[Patch] Support DEC-C extensions
Tue Oct 4 10:12:00 GMT 2011
On Oct 4, 2011, at 11:59 AM, Pedro Alves wrote:
> On Monday 03 October 2011 21:23:43, Joseph S. Myers wrote:
>> On Mon, 3 Oct 2011, Douglas Rupp wrote:
>>> On 9/30/2011 8:19 AM, Joseph S. Myers wrote:
>>>> On Fri, 30 Sep 2011, Tristan Gingold wrote:
>>>>> If you prefer a target hook, I'm fine with that. I will write such a
>>>>> I don't think it must be restricted to system headers, as it is possible
>>>>> that the user 'imports' such a function (and define it in one of VMS
>>>>> favorite languages such as macro-32 or bliss).
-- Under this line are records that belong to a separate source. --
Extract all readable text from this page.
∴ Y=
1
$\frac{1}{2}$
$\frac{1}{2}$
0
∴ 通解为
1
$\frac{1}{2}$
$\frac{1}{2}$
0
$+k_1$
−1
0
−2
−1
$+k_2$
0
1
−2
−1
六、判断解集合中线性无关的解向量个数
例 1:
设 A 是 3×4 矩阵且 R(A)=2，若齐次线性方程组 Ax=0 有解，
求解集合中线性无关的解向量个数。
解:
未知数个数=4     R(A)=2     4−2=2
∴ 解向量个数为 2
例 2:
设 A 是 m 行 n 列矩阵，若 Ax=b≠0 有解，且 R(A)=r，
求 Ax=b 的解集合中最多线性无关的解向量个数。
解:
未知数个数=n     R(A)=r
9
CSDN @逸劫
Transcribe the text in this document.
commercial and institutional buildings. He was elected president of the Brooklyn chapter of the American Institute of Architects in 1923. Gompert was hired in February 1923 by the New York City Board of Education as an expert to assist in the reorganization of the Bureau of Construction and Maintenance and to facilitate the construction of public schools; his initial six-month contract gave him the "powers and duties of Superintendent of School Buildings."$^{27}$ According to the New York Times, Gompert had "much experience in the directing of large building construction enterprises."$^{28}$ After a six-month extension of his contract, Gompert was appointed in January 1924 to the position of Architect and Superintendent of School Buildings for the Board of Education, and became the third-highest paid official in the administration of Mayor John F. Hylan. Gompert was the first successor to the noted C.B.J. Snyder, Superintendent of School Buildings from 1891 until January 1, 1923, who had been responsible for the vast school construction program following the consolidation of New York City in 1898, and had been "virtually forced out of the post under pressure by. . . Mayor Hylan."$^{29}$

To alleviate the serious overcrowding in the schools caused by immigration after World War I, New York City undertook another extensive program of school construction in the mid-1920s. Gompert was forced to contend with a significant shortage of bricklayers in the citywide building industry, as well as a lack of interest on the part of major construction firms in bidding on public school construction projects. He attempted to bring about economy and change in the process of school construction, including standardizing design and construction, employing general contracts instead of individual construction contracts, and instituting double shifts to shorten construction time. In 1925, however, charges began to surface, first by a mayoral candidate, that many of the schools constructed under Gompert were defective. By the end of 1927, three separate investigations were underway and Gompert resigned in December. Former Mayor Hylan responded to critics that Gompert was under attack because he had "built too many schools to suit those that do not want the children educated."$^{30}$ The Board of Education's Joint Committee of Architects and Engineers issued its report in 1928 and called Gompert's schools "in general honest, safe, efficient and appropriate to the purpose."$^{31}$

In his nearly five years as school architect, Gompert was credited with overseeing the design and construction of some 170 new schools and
>>>> If it's not restricted to system headers, then probably the option is
>>>> better than the target hook.
>>> I'm not sure I understand the reasoning here. This seems fairly VMS specific
>>> so what is the downside for a target hook and user written headers?
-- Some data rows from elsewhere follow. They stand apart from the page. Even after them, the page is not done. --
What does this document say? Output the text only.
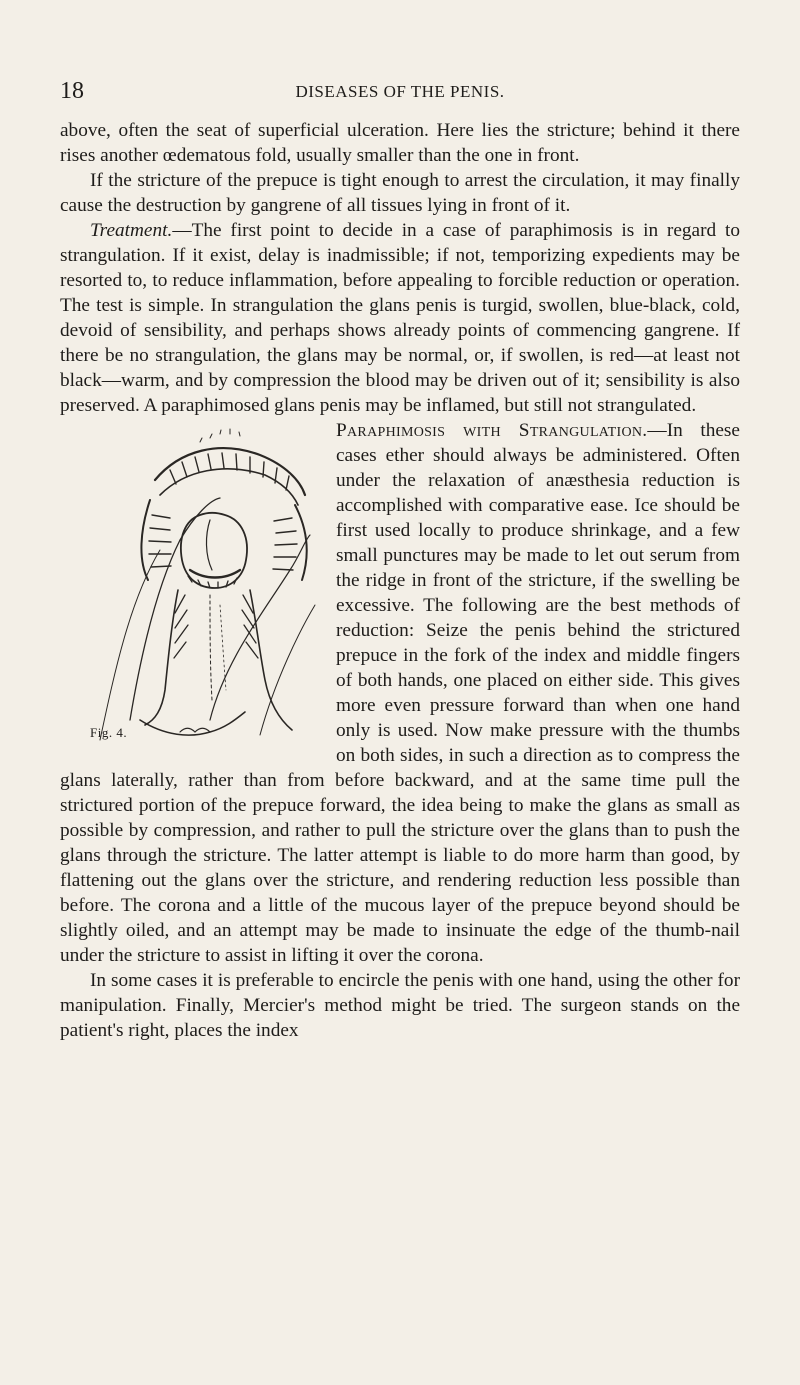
18	DISEASES OF THE PENIS.

above, often the seat of superficial ulceration. Here lies the stricture; behind it there rises another œdematous fold, usually smaller than the one in front.

If the stricture of the prepuce is tight enough to arrest the circulation, it may finally cause the destruction by gangrene of all tissues lying in front of it.

Treatment.—The first point to decide in a case of paraphimosis is in regard to strangulation. If it exist, delay is inadmissible; if not, temporizing expedients may be resorted to, to reduce inflammation, before appealing to forcible reduction or operation. The test is simple. In strangulation the glans penis is turgid, swollen, blue-black, cold, devoid of sensibility, and perhaps shows already points of commencing gangrene. If there be no strangulation, the glans may be normal, or, if swollen, is red—at least not black—warm, and by compression the blood may be driven out of it; sensibility is also preserved. A paraphimosed glans penis may be inflamed, but still not strangulated.

Fig. 4.

Paraphimosis with Strangulation.—In these cases ether should always be administered. Often under the relaxation of anæsthesia reduction is accomplished with comparative ease. Ice should be first used locally to produce shrinkage, and a few small punctures may be made to let out serum from the ridge in front of the stricture, if the swelling be excessive. The following are the best methods of reduction: Seize the penis behind the strictured prepuce in the fork of the index and middle fingers of both hands, one placed on either side. This gives more even pressure forward than when one hand only is used. Now make pressure with the thumbs on both sides, in such a direction as to compress the glans laterally, rather than from before backward, and at the same time pull the strictured portion of the prepuce forward, the idea being to make the glans as small as possible by compression, and rather to pull the stricture over the glans than to push the glans through the stricture. The latter attempt is liable to do more harm than good, by flattening out the glans over the stricture, and rendering reduction less possible than before. The corona and a little of the mucous layer of the prepuce beyond should be slightly oiled, and an attempt may be made to insinuate the edge of the thumb-nail under the stricture to assist in lifting it over the corona.

In some cases it is preferable to encircle the penis with one hand, using the other for manipulation. Finally, Mercier's method might be tried. The surgeon stands on the patient's right, places the index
>> The language accepted by the compiler in the user's source code (as
>> opposed to in system headers) shouldn't depend on the target except for
>> certain well-defined areas such as target attributes and built-in
>> functions; behaving the same across different systems is an important
>> feature of GCC. This isn't one of those areas of target-dependence; it's
>> generic syntax rather than e.g. exploiting a particular processor feature.
> So I take it a `void foo(...);' declaration to mean the same thing
> as an unprototyped `void foo();'?
No, that's not the case. This is a full prototype.
> (If so, I think that should be
> explicit in the documentation). That is, decc system headers are
> probably declaring with:
> extern void foo(...);
> and then the function is defined somewhere with, say:
> void foo(int a, int b, void *c)
> Do we need to consider ABIs that have calling conventions that
> treat unprototyped and varargs functions differently? (is there any?)